The expected shift by the Presbyterian Church USA this week away from an extreme anti-Israel position is significant for a number of reasons.

The General Assembly of the church is expected to vote this week to sidestep support for divestment from Israel and to alter its position from one of outright hostility to the Jewish state to neutrality. A compromise that appears to have the support of a majority of Presbyterian leaders would do away with the church's 2004 vote that called for a restriction on investment in companies that do business with Israel. Instead, they will bar participation in economic activity in Israel and the territories that is not a "peaceful pursuit."

Though the meaning of that phrase might be subject to debate, we are still mindful of the fact that such a stand is a clear reversal of a landmark in the campaign to undermine the Jewish state.

With the campaign to support divestment still going strong and academic boycotts aimed at cutting off all ties with Israeli scholars also attracting some support, the Presbyterians apparent decision to back out of this untenable position is appreciated. So too should be the efforts of those Jewish communal organizations that have expended so much effort to convince the Presbyterians of the error of their ways.

Having been foisted on the church by a left-wing anti-Israel clerical elite, this move illustrates the fact that efforts to rouse the rank-and-file Presbyterian clergy and laity to action was vital. Though the issue was often framed as one of Jews versus Presbyterians, few ordinary members of the church understood the 2004 decision by the church hierarchy. Even fewer really supported it.

The Presbyterians weren't merely wrongheaded. Divestment is a form of economic warfare. It is nothing less than a boycott aimed at strangling the subject nation and isolating it from the world. Support for divestment was, in a sense, a church declaration of war against the Jewish people.

But by telling Presbyterians that, so long as they backed divestment, no business could be done between them and Jewish groups, a key principle was established: You cannot pretend to be friends with your Jewish neighbors in this country while you oppose efforts to save Jewish lives elsewhere in the world.

But having said that, a closer examination of the proposed text of the new Presbyterian resolution also shows just how badly pro-Israel forces having been losing the war of ideas.

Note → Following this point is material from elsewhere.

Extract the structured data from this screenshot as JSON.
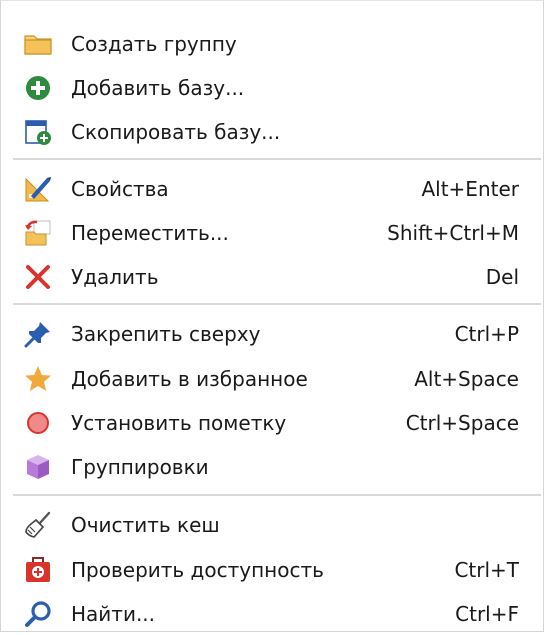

While the Presbyterians are no longer opposing the existence of the security barrier, they are calling for it to mirror the 1949 armistice lines rather than reflecting the existing demographic reality of the country.

Presbyterians also still seem beguiled by the false notion that Arab Christians are "oppressed" by Israel rather than understanding that the rise of Palestinian Islamic fundamentalism is what dooms that community, not Israeli self-defense.

The resolution also still wrongly speaks of "occupation" rather than Palestinian terror as the reason for the continued conflict, as well as the plight of the Palestinians themselves.

As much as we should be happy about the church's change of heart, the debate is still being influenced as much by anti-Israel propaganda as it is by the truth. Real support for peace means opposing mainstream Palestinian support for an unending war whose aim is the destruction of the Jewish state, not Israel's attempts to defend itself.

Now is not the time to celebrate. What groups and individuals who care about Israel must do now is to redouble their efforts to inform our neighbors about the reality of the Middle East.